Toronto Federation of Jews of Hungarian Descent

As told by Andy Winter

The history and contributions Hungarian Jews made to the fabric of Toronto society is vast. Many people deserve recognition, including my father, Eugene Winter, who was born on December 31, 1910, in Budapest, Hungary. My father’s life was filled with a love for Judaism and a kinship to the Jewish people and her history.

In 1934, when the “Numerus Clausus” began to limit Jewish rights, he joined a Jewish anti-fascist group and strongly spoke out against such policies. He became the leader and spokesperson for the many Jews in his labour camp that faced persecution. Following the war, in 1945, upon hearing of his imminent arrest because of his opposition to Soviet occupation of Hungary, he escaped with his family to Austria and then to Israel where he became the first Mayor of a Hungarian Jewish settlement in Bat Shlomo.

In 1951, the Winter family moved to Canada to join other family members. Eugene soon realized there were many new Hungarians and Jews that had settled in Canada. With his own feet newly but firmly planted in Toronto, my father initiated and/or supported many efforts to assist those already here to connect with their heritage. This included the founding of the Toronto Federation of Jews of Hungarian Descent for social programs, which in 1954 spawned the Beth Hazikaron Congregation to provide Toronto’s Hungarian Jewish community a place for ethnic worship.

The Hungarian revolution in 1956 brought an influx of refugees to Toronto. With no government structure to welcome them, the organizations my father founded, including the Menora Newspaper, and the Hakoah Sports Club, coordinated their settlement. He was also on the executive of the Raoul Wallenberg Memorial Fund which helped establish The Raoul Wallenberg Memorial in Earl Bales Park.

In years to come, new organizations from the community surfaced, such as the New Horizons Day Center for Seniors, led by a group headed by the Gaspar Family. The New Horizon could no longer sustain its charter due to its aging membership. The remaining members asked me and a few others to become directors to wind down the corporation and direct its assets to Jewish charitable causes.

Partnering with the Jewish Federation of Toronto, we allocated our support to Bnai Brith, Baycrest, the Betel Centre and Jewish Federation of Toronto.
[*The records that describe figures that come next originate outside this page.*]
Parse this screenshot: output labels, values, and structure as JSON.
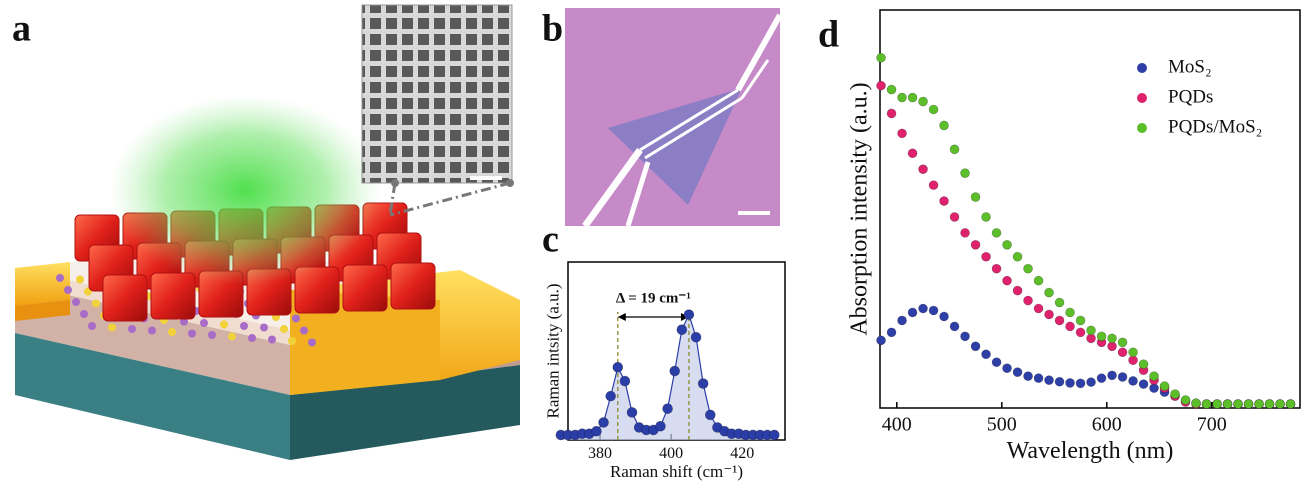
{
  "panel_labels": [
    "a",
    "b",
    "c",
    "d"
  ],
  "chart_data": [
    {
      "type": "line",
      "x": [
        369,
        371,
        373,
        375,
        377,
        379,
        381,
        383,
        385,
        387,
        389,
        391,
        393,
        395,
        397,
        399,
        401,
        403,
        405,
        407,
        409,
        411,
        413,
        415,
        417,
        419,
        421,
        423,
        425,
        427,
        429
      ],
      "values": [
        0.04,
        0.04,
        0.04,
        0.05,
        0.05,
        0.07,
        0.14,
        0.35,
        0.58,
        0.47,
        0.22,
        0.1,
        0.08,
        0.08,
        0.11,
        0.25,
        0.55,
        0.88,
        1.0,
        0.82,
        0.45,
        0.2,
        0.1,
        0.07,
        0.05,
        0.05,
        0.04,
        0.04,
        0.04,
        0.04,
        0.04
      ],
      "color": "#2b3ea8",
      "fill_color": "#c6cdeb",
      "xlim": [
        371,
        432
      ],
      "ylim": [
        0,
        1.42
      ],
      "xticks": [
        380,
        400,
        420
      ],
      "vlines": [
        385,
        405
      ],
      "annotation": "Δ = 19 cm⁻¹",
      "x_label": "Raman shift (cm⁻¹)",
      "y_label": "Raman intsity (a.u.)"
    },
    {
      "type": "scatter",
      "x": [
        385,
        395,
        405,
        415,
        425,
        435,
        445,
        455,
        465,
        475,
        485,
        495,
        505,
        515,
        525,
        535,
        545,
        555,
        565,
        575,
        585,
        595,
        605,
        615,
        625,
        635,
        645,
        655,
        665,
        675,
        685,
        695,
        705,
        715,
        725,
        735,
        745,
        755,
        765,
        775
      ],
      "series": [
        {
          "name": "MoS₂",
          "color": "#2e3fa8",
          "values": [
            0.17,
            0.19,
            0.22,
            0.24,
            0.25,
            0.245,
            0.23,
            0.205,
            0.18,
            0.155,
            0.135,
            0.115,
            0.1,
            0.09,
            0.08,
            0.075,
            0.07,
            0.066,
            0.063,
            0.062,
            0.065,
            0.075,
            0.082,
            0.078,
            0.068,
            0.06,
            0.05,
            0.04,
            0.03,
            0.018,
            0.012,
            0.01,
            0.01,
            0.01,
            0.01,
            0.01,
            0.01,
            0.01,
            0.01,
            0.01
          ]
        },
        {
          "name": "PQDs",
          "color": "#e0226e",
          "values": [
            0.81,
            0.74,
            0.69,
            0.64,
            0.6,
            0.56,
            0.52,
            0.48,
            0.44,
            0.41,
            0.38,
            0.35,
            0.32,
            0.295,
            0.27,
            0.25,
            0.235,
            0.22,
            0.205,
            0.19,
            0.175,
            0.165,
            0.155,
            0.14,
            0.12,
            0.095,
            0.07,
            0.05,
            0.03,
            0.015,
            0.01,
            0.01,
            0.01,
            0.01,
            0.01,
            0.01,
            0.01,
            0.01,
            0.01,
            0.01
          ]
        },
        {
          "name": "PQDs/MoS₂",
          "color": "#5cbf2a",
          "values": [
            0.88,
            0.8,
            0.78,
            0.78,
            0.77,
            0.75,
            0.71,
            0.65,
            0.59,
            0.53,
            0.48,
            0.44,
            0.41,
            0.38,
            0.35,
            0.32,
            0.29,
            0.265,
            0.24,
            0.22,
            0.195,
            0.18,
            0.175,
            0.165,
            0.14,
            0.11,
            0.08,
            0.055,
            0.035,
            0.02,
            0.012,
            0.01,
            0.01,
            0.01,
            0.01,
            0.01,
            0.01,
            0.01,
            0.01,
            0.01
          ]
        }
      ],
      "xlim": [
        384,
        784
      ],
      "ylim": [
        0,
        1
      ],
      "xticks": [
        400,
        500,
        600,
        700
      ],
      "x_label": "Wavelength (nm)",
      "y_label": "Absorption intensity (a.u.)"
    }
  ]
}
Also, $200,000 was set aside to create the Toronto Hungarian Jewish Heritage Fund, a perpetual fund to continually support Senior care, Brain research, the Fight against Antisemitism, and Never Forget—a campaign in memory of the Holocaust.

Our hope is that Hungarian Jews are recognized and remembered in history for their contributions that were integral to the fabric of our society. And that our giving will keep on giving.